I'd be very surprised if Apple can put something on the level of GPT4 on a handheld. Remember, GPT4 is estimated to be around 1.7 trillion parameters. That's 3.4TB at 16 bit and it would still be ~340GB at 1.58bits. The best we can hope for is a low-ish level few billion parameter model. Which would still be cool on a phone, but as of today these models are nowhere near GPT4.
You don't need "GPT4" though. Mixtral 8x7B is robust and can be run in 36 Gb, 24 Gb if you're willing to compromise. A 1.5 bit quantization should bring it down to 16. That's still a lot compared to the iPhone 15's 6, but it's close enough to imagine it happening soon. With some kind of streaming-from-flash architecture you might be in the realm already.
> With some kind of streaming-from-flash architecture you might be in the realm already.

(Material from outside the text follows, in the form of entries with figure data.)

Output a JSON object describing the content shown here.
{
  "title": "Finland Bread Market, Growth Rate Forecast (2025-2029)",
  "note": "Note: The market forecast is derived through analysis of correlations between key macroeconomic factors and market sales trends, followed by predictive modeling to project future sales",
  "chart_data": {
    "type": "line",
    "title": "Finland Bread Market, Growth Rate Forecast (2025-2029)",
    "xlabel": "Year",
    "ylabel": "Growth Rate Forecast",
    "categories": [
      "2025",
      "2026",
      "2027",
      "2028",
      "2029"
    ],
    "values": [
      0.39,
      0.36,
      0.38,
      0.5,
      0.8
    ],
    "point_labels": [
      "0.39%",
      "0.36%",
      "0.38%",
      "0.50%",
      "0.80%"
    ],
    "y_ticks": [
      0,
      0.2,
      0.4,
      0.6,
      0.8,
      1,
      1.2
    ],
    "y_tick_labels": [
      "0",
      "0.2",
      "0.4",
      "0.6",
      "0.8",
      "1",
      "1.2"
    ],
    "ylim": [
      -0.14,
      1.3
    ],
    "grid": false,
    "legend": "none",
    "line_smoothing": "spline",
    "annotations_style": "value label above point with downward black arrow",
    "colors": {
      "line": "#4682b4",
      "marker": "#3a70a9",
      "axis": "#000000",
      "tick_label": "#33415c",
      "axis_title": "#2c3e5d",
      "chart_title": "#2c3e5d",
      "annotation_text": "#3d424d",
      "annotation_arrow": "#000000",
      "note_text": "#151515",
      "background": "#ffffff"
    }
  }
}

I thought mmap'ing models to only keep the currently needed pieces in RAM was something that was figured out ~6 months ago? Performance wasn't terribly great iirc, but with how much faster 1.58B is, it should still be okay-ish.
They won't have something at that size because as you pointed out, it is still huge. But depending on how they are used, smaller parameter models may be better for specific on-phone tasks that start to make the size of the model not a problem. GPT4 is so large because it is very general purpose with the goal seeming to be to answer anything. You could have a smaller model focused solely on Siri or something that wouldn't require the parameter size of GPT4
The thing a about GPT4 that matters so much is not just raw knowledge retention, but complex, abstract reasoning and even knowing what it doesn't know. We haven't seen that yet in smaller models and it's unclear if it is even possible. The best we could hope for right now is a better natural language interface than Siri for calling OS functions.